After a conversation with a friend of mine I decided to bring to you, the poor deluded souls who decided to read something that I thought of while half drunk on Red Bull with Monster Chasers before E3 comes along to kick us in the dangly bits, my ‘Rediculous E3 Predictions’.
This is what started it all in my head. Last year Microsoft opened up with the jaw dropping Halo 4 cinematic and this year will they do it again. Announcing Halo 5 for the Xbox One? Its possible. However what if they went a little….Wind Waker and brought us a Cel Shaded Halo 5. The internet would explode with rage. Bungie would be villified, because sadly most people STILL think Bungie are doing Halo titles and deserve to be dropped in a canal with their lack of ability to follow their “favourite franchise”. Cel Shaded Cortana would send the hentai sites crazy and the flood would look like someone sneezed while finger painting using salad cream.
Assassins Creed: Rum Rumble
Ubisoft have a thing for making franchises out of franchises. Raving Rabbids from the Rayman franchise for one, which are pretty good fun and make for a good laugh. They’ve also made Assassin’s Creed card games and this weird game where you run around shooting people while nobody cares. Shootmania something. I’m glad that never appeared. Oh wait… Who’s to say they won’t do the same thing with Assassins Creed Black Flag and make another weird ass game. You play as a caribbean pirate who’s also an assassin and a relative of Desmond, jesus his family must have really got around while he doesn’t even manage to nail Kristen Bell before she gets killed. You run around in a constant running game picking up bottles of rum and paying real cashy money to get more ships to run on to collect rum. What do you mean I’m crazy?
Just Dance: Bieber
We’re back with Ubisoft again. They’ll make another dancing game and everyone will not care until it sells a buttload of copies the world over for people to use on their new connects. I mean who still plays and makes dancing games?

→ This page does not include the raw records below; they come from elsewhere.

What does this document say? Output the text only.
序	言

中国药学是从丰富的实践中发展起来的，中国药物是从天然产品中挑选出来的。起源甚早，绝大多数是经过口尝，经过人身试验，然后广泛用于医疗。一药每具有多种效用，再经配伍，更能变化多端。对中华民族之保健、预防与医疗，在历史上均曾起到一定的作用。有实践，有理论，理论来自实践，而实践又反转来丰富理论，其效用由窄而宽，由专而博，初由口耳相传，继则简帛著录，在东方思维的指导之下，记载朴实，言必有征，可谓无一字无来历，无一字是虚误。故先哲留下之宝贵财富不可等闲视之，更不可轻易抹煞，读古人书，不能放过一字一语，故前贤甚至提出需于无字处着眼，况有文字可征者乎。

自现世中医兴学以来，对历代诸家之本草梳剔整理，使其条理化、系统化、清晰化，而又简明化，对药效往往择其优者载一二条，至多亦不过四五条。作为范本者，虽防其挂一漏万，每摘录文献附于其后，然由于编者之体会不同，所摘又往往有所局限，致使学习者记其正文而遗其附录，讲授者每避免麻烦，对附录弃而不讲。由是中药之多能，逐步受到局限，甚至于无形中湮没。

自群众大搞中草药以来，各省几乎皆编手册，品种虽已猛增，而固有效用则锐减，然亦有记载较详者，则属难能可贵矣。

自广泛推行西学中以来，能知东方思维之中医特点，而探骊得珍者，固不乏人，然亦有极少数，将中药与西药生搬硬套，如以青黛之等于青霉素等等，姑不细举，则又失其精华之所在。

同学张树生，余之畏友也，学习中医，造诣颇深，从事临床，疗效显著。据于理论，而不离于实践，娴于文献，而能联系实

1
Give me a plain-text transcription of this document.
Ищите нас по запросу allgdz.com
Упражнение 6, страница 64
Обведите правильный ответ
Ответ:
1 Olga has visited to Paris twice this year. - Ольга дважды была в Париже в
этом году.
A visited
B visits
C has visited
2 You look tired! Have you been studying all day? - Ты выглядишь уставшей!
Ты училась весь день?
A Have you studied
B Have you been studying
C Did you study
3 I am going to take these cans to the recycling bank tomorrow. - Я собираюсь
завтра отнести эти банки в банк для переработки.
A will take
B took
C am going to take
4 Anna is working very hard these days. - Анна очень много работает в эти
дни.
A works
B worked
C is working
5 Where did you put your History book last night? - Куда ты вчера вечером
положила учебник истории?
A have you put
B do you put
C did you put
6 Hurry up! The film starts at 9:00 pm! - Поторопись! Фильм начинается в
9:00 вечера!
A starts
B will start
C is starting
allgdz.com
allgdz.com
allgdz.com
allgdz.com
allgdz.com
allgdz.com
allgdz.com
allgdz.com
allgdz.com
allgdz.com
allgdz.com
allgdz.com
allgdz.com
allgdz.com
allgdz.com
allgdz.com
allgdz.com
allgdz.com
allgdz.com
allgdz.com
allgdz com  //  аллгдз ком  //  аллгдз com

However we all know, if you stick Justin freaking Bieber on a box everyone will rush out and buy it and then cry when their game doesn’t load for two hours on a school night. See I can do current events! Who cares if it was months ago it still shows up on Google therefore its still news!
Dead or Alive Beach Volleyball for Kinect
Are you 24. Are you single. Do you keep having to turn off safe search and flicking between channels late at night on TV. I know your pain. So let the Kinect solve all your problems with Dead or Alive Beach Volleyball for Kinect! Who cares that you’re overweight and no-one will look at you unless asking for directions because you never shave your beard and you weep at night into your pillow wishing it was another human being when you, yes you, can prance around on your screen while the kinect super imposes someone from Dead or Alive over your body and you move around with their movements as you jump for the balls over a net. Note: Kasumi sin’t going to look as attractive when she’s bent over with one hand in her pocket vibrating furiously for 42 seconds.
Nintendo, the place where all is right and happy things happen. T hey do like making their consoles bigger though. The DS XL and the 3DS XL just prove they like to put big things in your hands. You thought the WiiU’s gamepad was big? Well now its time for the WiiU XL GamePad Supermax Pro Mario Edition Mushroom Version. Measuring up with a 42 inch screen and doing away with touch screen in favour of face screen technology you can sit with the Nintendo games you love in the palm of both hands, your lap and most of your upper body!
Note from the author: I do hope you realise when reading this that it is a joke!